All of those things make it extremely hard to go undefeated. It’s why no team has finished the season unblemished since 1976 and why that streak won’t be broken this year.

Baylor and USC suffered their first respective defeats on Tuesday night and those results produced largely the same reaction — maybe those teams aren’t as good as we collectively thought. It’s the automatic response from sports fans every time there’s a loss.

But if we don’t expect teams to actually go undefeated, we need to understand losses are going to come for the top teams in the country.

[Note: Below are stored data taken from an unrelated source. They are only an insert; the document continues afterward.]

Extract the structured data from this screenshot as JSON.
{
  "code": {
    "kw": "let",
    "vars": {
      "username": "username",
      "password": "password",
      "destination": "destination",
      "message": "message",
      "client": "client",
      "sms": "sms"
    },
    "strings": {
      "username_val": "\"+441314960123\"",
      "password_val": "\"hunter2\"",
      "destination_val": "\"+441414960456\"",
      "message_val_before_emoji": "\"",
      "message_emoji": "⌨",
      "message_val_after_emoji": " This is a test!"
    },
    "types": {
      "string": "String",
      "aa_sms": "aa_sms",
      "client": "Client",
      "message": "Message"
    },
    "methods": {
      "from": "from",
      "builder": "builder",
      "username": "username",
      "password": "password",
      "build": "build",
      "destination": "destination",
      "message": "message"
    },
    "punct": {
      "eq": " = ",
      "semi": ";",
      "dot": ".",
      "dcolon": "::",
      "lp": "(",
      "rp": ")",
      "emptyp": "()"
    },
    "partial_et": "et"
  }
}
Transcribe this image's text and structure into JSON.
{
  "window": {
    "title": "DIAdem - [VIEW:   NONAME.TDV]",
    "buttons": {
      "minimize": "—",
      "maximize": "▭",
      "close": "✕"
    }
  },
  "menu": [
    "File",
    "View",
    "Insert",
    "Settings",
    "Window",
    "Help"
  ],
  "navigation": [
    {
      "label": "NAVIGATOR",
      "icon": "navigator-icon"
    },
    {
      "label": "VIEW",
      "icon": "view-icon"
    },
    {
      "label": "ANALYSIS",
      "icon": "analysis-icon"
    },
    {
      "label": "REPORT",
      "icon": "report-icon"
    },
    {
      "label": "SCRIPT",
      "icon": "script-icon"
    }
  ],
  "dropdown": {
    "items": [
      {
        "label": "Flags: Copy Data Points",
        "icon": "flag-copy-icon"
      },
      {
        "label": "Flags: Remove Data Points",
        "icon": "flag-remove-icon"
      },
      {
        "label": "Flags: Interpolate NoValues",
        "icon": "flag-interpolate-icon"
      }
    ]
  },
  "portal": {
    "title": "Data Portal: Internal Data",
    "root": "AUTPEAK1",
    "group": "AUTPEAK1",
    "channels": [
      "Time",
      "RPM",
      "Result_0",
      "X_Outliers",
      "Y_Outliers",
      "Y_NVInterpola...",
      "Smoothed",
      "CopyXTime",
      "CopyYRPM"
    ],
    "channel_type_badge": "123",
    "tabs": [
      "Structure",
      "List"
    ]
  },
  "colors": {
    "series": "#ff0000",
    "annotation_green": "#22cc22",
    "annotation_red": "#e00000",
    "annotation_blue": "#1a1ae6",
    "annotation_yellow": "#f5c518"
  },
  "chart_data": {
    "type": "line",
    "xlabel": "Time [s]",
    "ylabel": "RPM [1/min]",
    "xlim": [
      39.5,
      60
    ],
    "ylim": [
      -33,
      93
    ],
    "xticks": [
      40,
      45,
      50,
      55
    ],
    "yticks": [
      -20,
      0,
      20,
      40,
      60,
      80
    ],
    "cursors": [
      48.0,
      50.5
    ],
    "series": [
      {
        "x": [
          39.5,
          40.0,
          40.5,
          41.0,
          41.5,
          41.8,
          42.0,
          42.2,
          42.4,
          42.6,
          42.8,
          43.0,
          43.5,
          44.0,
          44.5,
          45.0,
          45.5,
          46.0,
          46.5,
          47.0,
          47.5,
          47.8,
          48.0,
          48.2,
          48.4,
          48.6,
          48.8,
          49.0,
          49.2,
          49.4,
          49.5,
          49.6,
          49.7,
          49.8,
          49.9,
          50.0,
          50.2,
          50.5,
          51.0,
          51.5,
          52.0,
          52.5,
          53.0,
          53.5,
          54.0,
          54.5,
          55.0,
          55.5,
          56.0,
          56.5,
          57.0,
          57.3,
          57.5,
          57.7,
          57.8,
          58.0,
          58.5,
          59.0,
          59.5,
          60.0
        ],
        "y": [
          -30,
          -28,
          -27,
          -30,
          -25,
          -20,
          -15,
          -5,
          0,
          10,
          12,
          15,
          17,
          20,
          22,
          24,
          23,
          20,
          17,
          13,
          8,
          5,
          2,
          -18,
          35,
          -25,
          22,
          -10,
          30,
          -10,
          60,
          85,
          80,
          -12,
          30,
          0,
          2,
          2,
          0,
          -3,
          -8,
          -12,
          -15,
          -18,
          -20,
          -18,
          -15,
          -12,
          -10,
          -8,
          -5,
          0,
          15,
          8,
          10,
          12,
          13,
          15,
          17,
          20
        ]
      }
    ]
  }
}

This is especially important when discussing Baylor’s loss to Texas Tech. The Bears very much earned their No. 1 ranking with wins over Stanford (who beat USC), Michigan State, Villanova, and started Big 12 play 3-0. Scott Drew’s squad was — and still is — as proven as anyone in the country and remains the only team to rank in the top 10 in both offensive and defensive efficiency.

Baylor still has the nation’s most complete resume. It’s not generally how the AP poll works but, even with a loss, but the Bears should still be the nation’s top-ranked team. They’ve earned it.

That said, we do need to address the Texas Tech team that beat Baylor, which is where we’ll start today’s Rauf Report.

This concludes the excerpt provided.